ALBANY — Times are tight in New York, state officials say. A recession is looming. Tax receipts are dwindling. Spending must be restrained.
But the Harness Racing Museum and Hall of Fame in Goshen will survive, thanks to $35,000 in taxpayer money from Republicans in the Senate.
For all the talk in Albany of a state budget crisis, lawmakers have not lost their appetite for pork-barrel spending, an Albany tradition robust enough to withstand any fiscal storm. Budget gaps notwithstanding, the total dollar amount of so-called member items in this year’s state budget will be exactly the same as last year and the year before — $200 million — divvied up between the governor, the Assembly and the Senate.

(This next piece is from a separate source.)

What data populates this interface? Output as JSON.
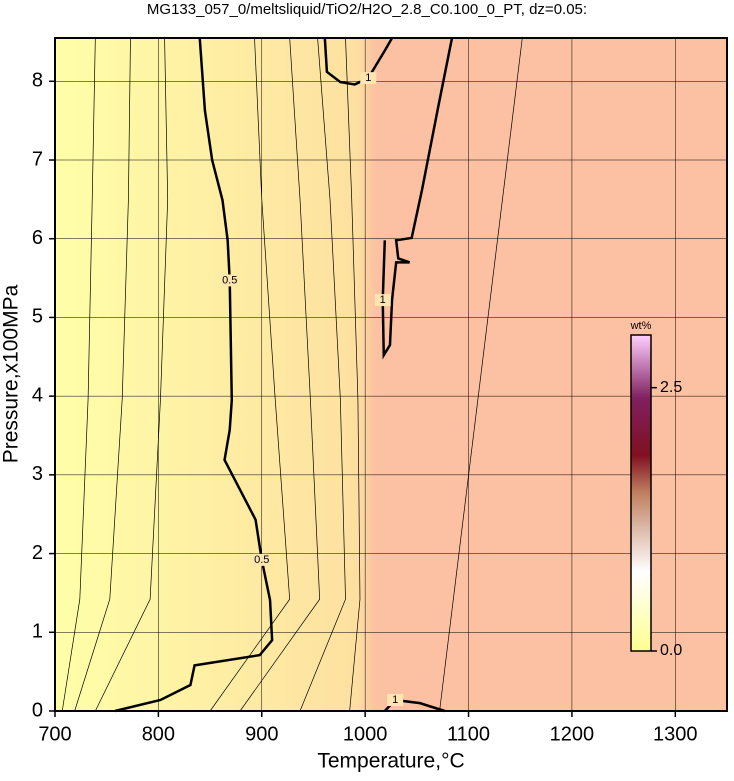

Besides the harness racing museum, other groups receiving grants this year are the Western and Central New York Safari Club, a hunting club in Williamsville; the Black Radical Congress, a Manhattan-based civil rights group; and Zen Masters, a martial arts academy in Queens.
Of the hundreds of groups receiving funds from member items this year, most are getting amounts in the four- and five-figure range. As in years past, the majority party in each chamber controls the grants; party leaders dole out cash by seniority, and individual lawmakers decide where to award their shares.
The money generally goes to nonprofit groups in lawmakers’ districts, sometimes to offset cuts in government programs, and lawmakers say they are uniquely qualified to identify worthy recipients at the local level.
Assemblyman Harvey Weisenberg, a Nassau County Democrat, made a grant of $5,000 to the Long Beach Polar Bear Club, which sponsors a well-known annual winter swim in the Atlantic.
“It’s a tradition down here,” Mr. Weisenberg said. The money helps the club purchase sweatshirts, Mr. Weisenberg said, which are then sold to raise money for charity. “Last year we generated almost $300,000 for the Make-a-Wish Foundation,” he said.
The list of recipients is, on some level, a pocket guide to the density of New York civic life. There are churches and block associations, centers for the elderly and immigrant groups, dance troupes and at least one junior circus. Hundreds of thousands of dollars go to youth sports teams, from the Amityville Little League to the Wantagh Football Club.
But to critics, the grants — however well intentioned or well deserved — are merely another form of patronage, and a way for lawmakers to cement their constituents’ loyalty. Occasionally, the items go toward apparent boondoggles: Member items of the past include money for a pro wrestling hall of fame in Schenectady and a cheese museum in Rome. Some lawmakers have even faced criminal charges for diverting member item money to their own pockets.
The spending remained at its usual level even as Gov. David A. Paterson and the Legislature agreed on $1.5 billion in new taxes, fees and loophole closing to raise revenue.
E. J. McMahon, executive director of the Empire Center at the Manhattan Institute, a conservative-leaning research organization, decried the level of pork in this year’s budget as excessive, especially in the current economic climate.
“It looks as bad as usual,” Mr. McMahon said. “It’s the same silly thing. It’s as unnecessary in good years as it is in a bad year.”
Besides the $200 million in member items — $85 million each for the Senate and Assembly, the remainder for the governor — there will also be $700 million for capital projects directed by state lawmakers and the governor.
Unlike traditional member items, those expenditures are financed by borrowed money, part of an almost unprecedented spree of state borrowing totaling $8 billion for this fiscal year. By habit, the capital grants are written into the budget as a blank check, with specific allocations made after the fact by legislative leaders and the governor.
In some recent years, traditional member items were handed out the same way, their mysteries and sources undiscernible even to close readers of the state budget. But thanks to a budget reform agreement made last year between the Legislature and Gov. Eliot Spitzer, every recipient is now listed as a separate line in the budget, as was the case before the late 1990s.
Typical was the $2,000 grant directed by Senator Martin J. Golden, a Brooklyn Republican, to the Association of Sicilians United of New York. Mr. Golden said the money would go to help finance a youth soccer league.
“It’s generally for kids and seniors. Our goal is to enhance opportunities for those groups,” he said. “We seed these organizations, and they do their own fund-raising.”
Assemblywoman Joan L. Millman, a Brooklyn Democrat, directed a $2,500 grant to the Doll and Toy Museum of New York City. The museum creates traveling exhibits at city schools and other places.
“They used to be housed in a trailer behind my office,” Ms. Millman said. “A little bit of money goes a long way for some group like that.”